Repeatable, documented methodology for OSINT work. A framework tells you what to do, in what order, and — critically — when to stop. These are the patterns I return to for every investigation, regardless of starting data.
Every OSINT investigation I run, regardless of starting data or complexity, goes through this sequence. The order matters — it establishes a record of progressive discovery and prevents scope creep.
Write a single sentence: what specific claim are you trying to verify or refute? Not a topic — a question with a yes/no or specific answer. This sentence is the investigation's scope boundary.
List exactly what you have before you begin: domain name, email address, username, image, phone number, name. Each data type has a specific pivot chain. Knowing what you have determines which tools open first.
Timestamped markdown file, before any tool is run. Every piece of evidence gets an entry: what you found, where you found it, the exact URL, and the date/time retrieved. OSINT evidence degrades. If you don't capture it now, it may be gone.
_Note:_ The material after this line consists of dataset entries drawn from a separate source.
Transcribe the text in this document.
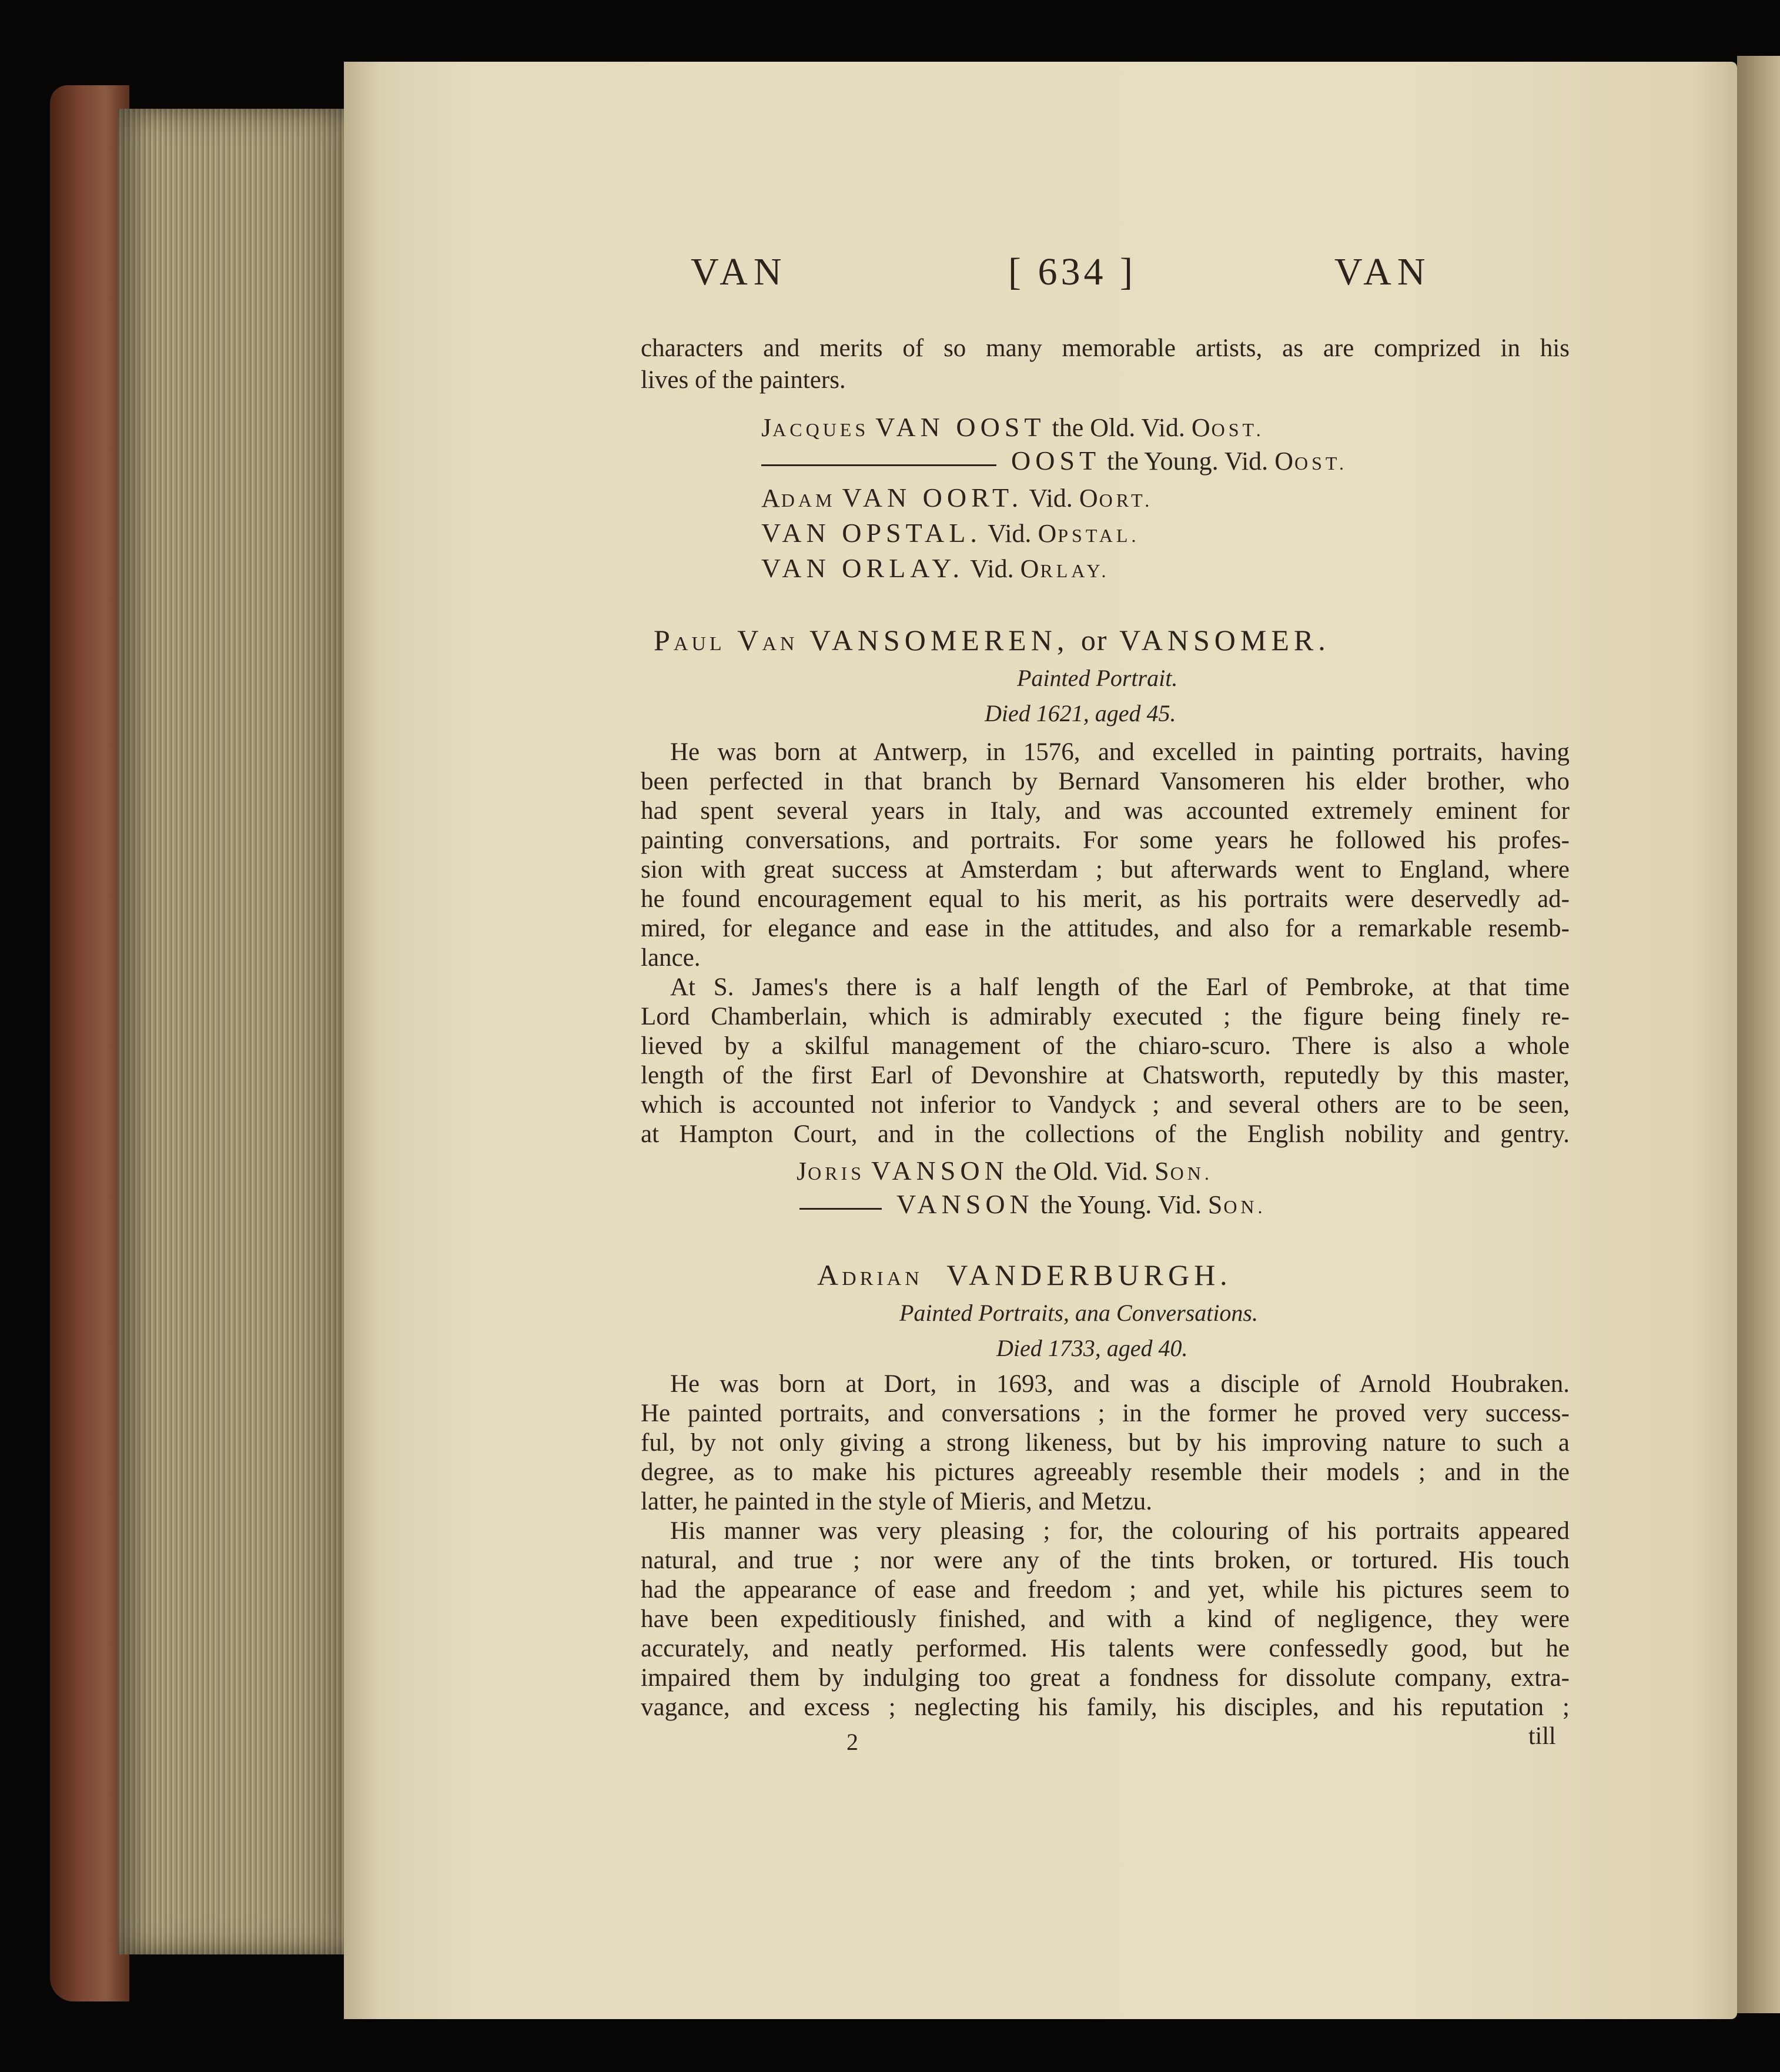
VAN	[ 634 ]	VAN
characters and merits of so many memorable artists, as are comprized in his
lives of the painters.
JACQUES VAN OOST the Old. Vid. OOST.
OOST the Young. Vid. OOST.
ADAM VAN OORT. Vid. OORT.
VAN OPSTAL. Vid. OPSTAL.
VAN ORLAY. Vid. ORLAY.
PAUL VAN VANSOMEREN, or VANSOMER.
Painted Portrait.
Died 1621, aged 45.
He was born at Antwerp, in 1576, and excelled in painting portraits, having
been perfected in that branch by Bernard Vansomeren his elder brother, who
had spent several years in Italy, and was accounted extremely eminent for
painting conversations, and portraits. For some years he followed his profes-
sion with great success at Amsterdam ; but afterwards went to England, where
he found encouragement equal to his merit, as his portraits were deservedly ad-
mired, for elegance and ease in the attitudes, and also for a remarkable resemb-
lance.
At S. James's there is a half length of the Earl of Pembroke, at that time
Lord Chamberlain, which is admirably executed ; the figure being finely re-
lieved by a skilful management of the chiaro-scuro. There is also a whole
length of the first Earl of Devonshire at Chatsworth, reputedly by this master,
which is accounted not inferior to Vandyck ; and several others are to be seen,
at Hampton Court, and in the collections of the English nobility and gentry.
JORIS VANSON the Old. Vid. SON.
VANSON the Young. Vid. SON.
ADRIAN VANDERBURGH.
Painted Portraits, ana Conversations.
Died 1733, aged 40.
He was born at Dort, in 1693, and was a disciple of Arnold Houbraken.
He painted portraits, and conversations ; in the former he proved very success-
ful, by not only giving a strong likeness, but by his improving nature to such a
degree, as to make his pictures agreeably resemble their models ; and in the
latter, he painted in the style of Mieris, and Metzu.
His manner was very pleasing ; for, the colouring of his portraits appeared
natural, and true ; nor were any of the tints broken, or tortured. His touch
had the appearance of ease and freedom ; and yet, while his pictures seem to
have been expeditiously finished, and with a kind of negligence, they were
accurately, and neatly performed. His talents were confessedly good, but he
impaired them by indulging too great a fondness for dissolute company, extra-
vagance, and excess ; neglecting his family, his disciples, and his reputation ;
2	till
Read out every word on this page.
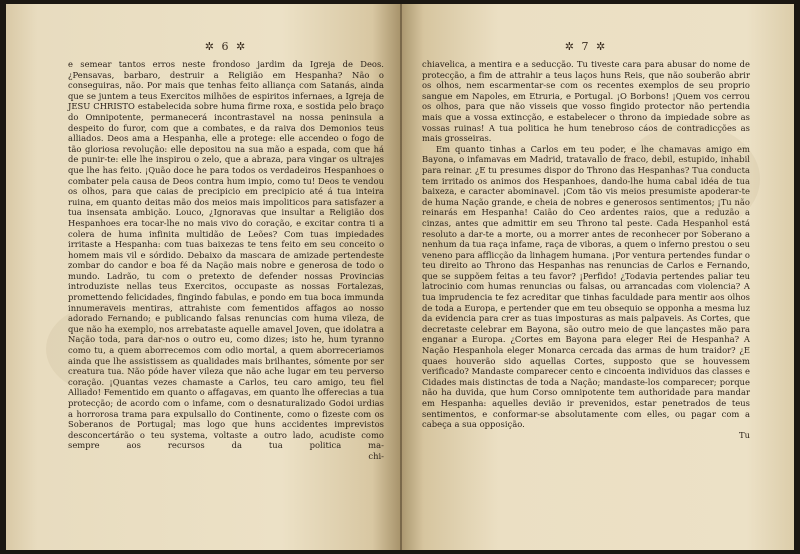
✲ 6 ✲

e semear tantos erros neste frondoso jardim da Igreja de Deos. ¿Pensavas, barbaro, destruir a Religião em Hespanha? Não o conseguiras, não. Por mais que tenhas feito alliança com Satanás, ainda que se juntem a teus Exercitos milhões de espiritos infernaes, a Igreja de JESU CHRISTO estabelecida sobre huma firme roxa, e sostida pelo braço do Omnipotente, permanecerá incontrastavel na nossa peninsula a despeito do furor, com que a combates, e da raiva dos Demonios teus alliados. Deos ama a Hespanha, elle a protege: elle accendeo o fogo de tão gloriosa revolução: elle depositou na sua mão a espada, com que há de punir-te: elle lhe inspirou o zelo, que a abraza, para vingar os ultrajes que lhe has feito. ¡Quão doce he para todos os verdadeiros Hespanhoes o combater pela causa de Deos contra hum impio, como tu! Deos te vendou os olhos, para que caias de precipicio em precipicio até á tua inteira ruina, em quanto deitas mão dos meios mais impoliticos para satisfazer a tua insensata ambição. Louco, ¿Ignoravas que insultar a Religião dos Hespanhoes era tocar-lhe no mais vivo do coração, e excitar contra ti a colera de huma infinita multidão de Leões? Com tuas impiedades irritaste a Hespanha: com tuas baixezas te tens feito em seu conceito o homem mais vil e sórdido. Debaixo da mascara de amizade pertendeste zombar do candor e boa fé da Nação mais nobre e generosa de todo o mundo. Ladrão, tu com o pretexto de defender nossas Provincias introduziste nellas teus Exercitos, occupaste as nossas Fortalezas, promettendo felicidades, fingindo fabulas, e pondo em tua boca immunda innumeraveis mentiras, attrahiste com fementidos affagos ao nosso adorado Fernando; e publicando falsas renuncias com huma vileza, de que não ha exemplo, nos arrebataste aquelle amavel Joven, que idolatra a Nação toda, para dar-nos o outro eu, como dizes; isto he, hum tyranno como tu, a quem aborrecemos com odio mortal, a quem aborreceriamos ainda que lhe assistissem as qualidades mais brilhantes, sómente por ser creatura tua. Não póde haver vileza que não ache lugar em teu perverso coração. ¡Quantas vezes chamaste a Carlos, teu caro amigo, teu fiel Alliado! Fementido em quanto o affagavas, em quanto lhe offerecias a tua protecção; de acordo com o infame, com o desnaturalizado Godoi urdias a horrorosa trama para expulsallo do Continente, como o fizeste com os Soberanos de Portugal; mas logo que huns accidentes imprevistos desconcertárão o teu systema, voltaste a outro lado, acudiste como sempre aos recursos da tua politica ma-

chi-
✲ 7 ✲

chiavelica, a mentira e a seducção. Tu tiveste cara para abusar do nome de protecção, a fim de attrahir a teus laços huns Reis, que não souberão abrir os olhos, nem escarmentar-se com os recentes exemplos de seu proprio sangue em Napoles, em Etruria, e Portugal. ¡O Borbons! ¡Quem vos cerrou os olhos, para que não visseis que vosso fingido protector não pertendia mais que a vossa extincção, e estabelecer o throno da impiedade sobre as vossas ruinas! A tua politica he hum tenebroso cáos de contradicções as mais grosseiras.

Em quanto tinhas a Carlos em teu poder, e lhe chamavas amigo em Bayona, o infamavas em Madrid, tratavallo de fraco, debil, estupido, inhabil para reinar. ¿E tu presumes dispor do Throno das Hespanhas? Tua conducta tem irritado os animos dos Hespanhoes, dando-lhe huma cabal idéa de tua baixeza, e caracter abominavel. ¡Com tão vis meios presumiste apoderar-te de huma Nação grande, e cheia de nobres e generosos sentimentos; ¡Tu não reinarás em Hespanha! Caião do Ceo ardentes raios, que a reduzão a cinzas, antes que admittir em seu Throno tal peste. Cada Hespanhol está resoluto a dar-te a morte, ou a morrer antes de reconhecer por Soberano a nenhum da tua raça infame, raça de viboras, a quem o inferno prestou o seu veneno para afflicção da linhagem humana. ¡Por ventura pertendes fundar o teu direito ao Throno das Hespanhas nas renuncias de Carlos e Fernando, que se suppõem feitas a teu favor? ¡Perfido! ¿Todavia pertendes paliar teu latrocinio com humas renuncias ou falsas, ou arrancadas com violencia? A tua imprudencia te fez acreditar que tinhas faculdade para mentir aos olhos de toda a Europa, e pertender que em teu obsequio se opponha a mesma luz da evidencia para crer as tuas imposturas as mais palpaveis. As Cortes, que decretaste celebrar em Bayona, são outro meio de que lançastes mão para enganar a Europa. ¿Cortes em Bayona para eleger Rei de Hespanha? A Nação Hespanhola eleger Monarca cercada das armas de hum traidor? ¿E quaes houverão sido aquellas Cortes, supposto que se houvessem verificado? Mandaste comparecer cento e cincoenta individuos das classes e Cidades mais distinctas de toda a Nação; mandaste-los comparecer; porque não ha duvida, que hum Corso omnipotente tem authoridade para mandar em Hespanha: aquelles devião ir prevenidos, estar penetrados de teus sentimentos, e conformar-se absolutamente com elles, ou pagar com a cabeça a sua opposição.

Tu
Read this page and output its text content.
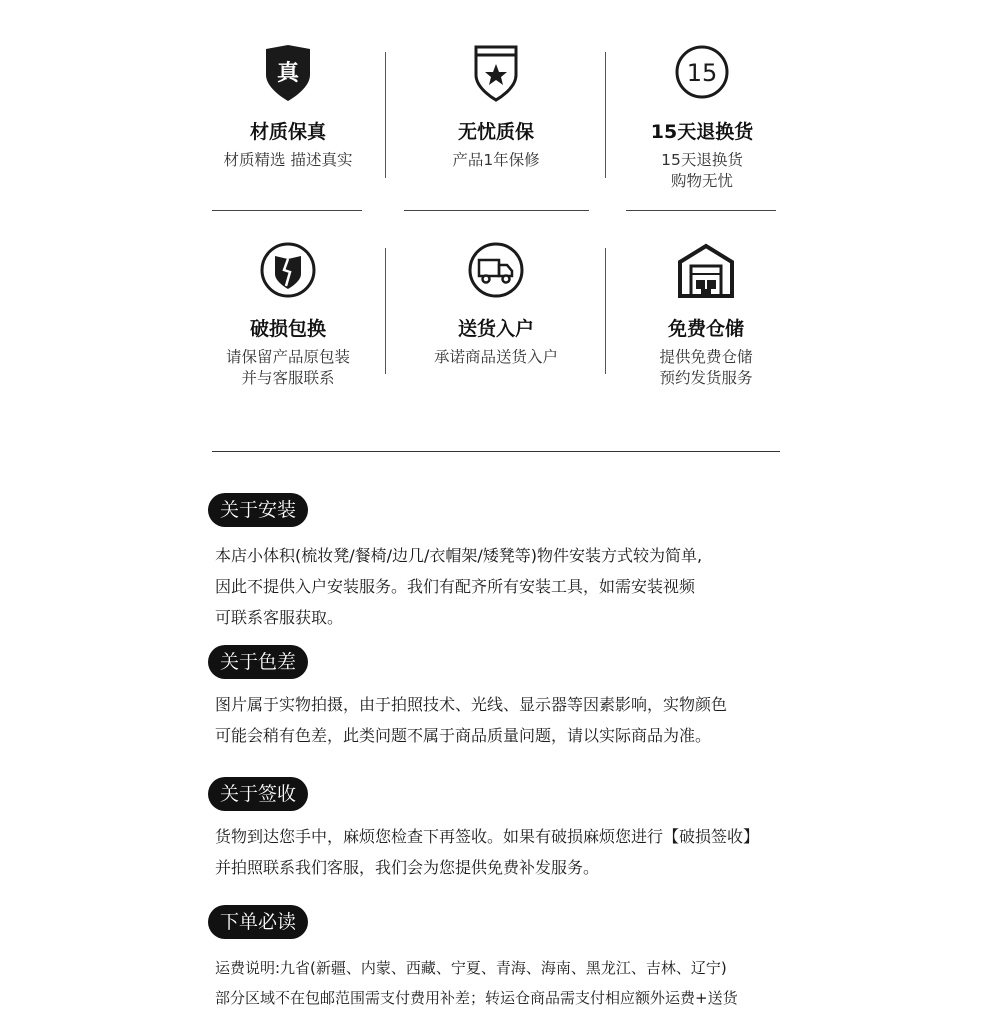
真
材质保真
材质精选 描述真实
无忧质保
产品1年保修
15
15天退换货
15天退换货
购物无忧
破损包换
请保留产品原包装
并与客服联系
送货入户
承诺商品送货入户
免费仓储
提供免费仓储
预约发货服务
关于安装
本店小体积(梳妆凳/餐椅/边几/衣帽架/矮凳等)物件安装方式较为简单,
因此不提供入户安装服务。我们有配齐所有安装工具，如需安装视频
可联系客服获取。
关于色差
图片属于实物拍摄，由于拍照技术、光线、显示器等因素影响，实物颜色
可能会稍有色差，此类问题不属于商品质量问题，请以实际商品为准。
关于签收
货物到达您手中，麻烦您检查下再签收。如果有破损麻烦您进行【破损签收】
并拍照联系我们客服，我们会为您提供免费补发服务。
下单必读
运费说明:九省(新疆、内蒙、西藏、宁夏、青海、海南、黑龙江、吉林、辽宁)
部分区域不在包邮范围需支付费用补差；转运仓商品需支付相应额外运费+送货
Each data type has a natural pivot sequence — domain → WHOIS → IP → hosting history → related domains. Follow the chain systematically. Document every pivot. Do not skip steps because they seem unlikely to yield results.
Return to the sentence you wrote in step 01. Can you answer it with the evidence collected? If yes — stop, write the summary, preserve the documentation. If no after reasonable effort — "insufficient public evidence to conclude" is a legitimate and honest finding.
Tracing who controls a website when registration is anonymized. The pivot chain: WHOIS → IP history → certificate records → reverse WHOIS → hosting history → Wayback Machine → related domains.
Building a picture from a single email address. The pivot chain: breach check → linked account discovery → username enumeration → social platform cross-reference → domain ownership if it's a custom domain.
Confirming the origin, date, and authenticity of a photograph or video. The pipeline: multi-engine reverse image search → EXIF extraction → ELA analysis → geolocation from visual context → timeline check against known events.
Running the same investigation against yourself that someone else could run. The self-audit pipeline: Google operators → social platform enumeration → data broker scan → people-search opt-out → ongoing monitoring setup.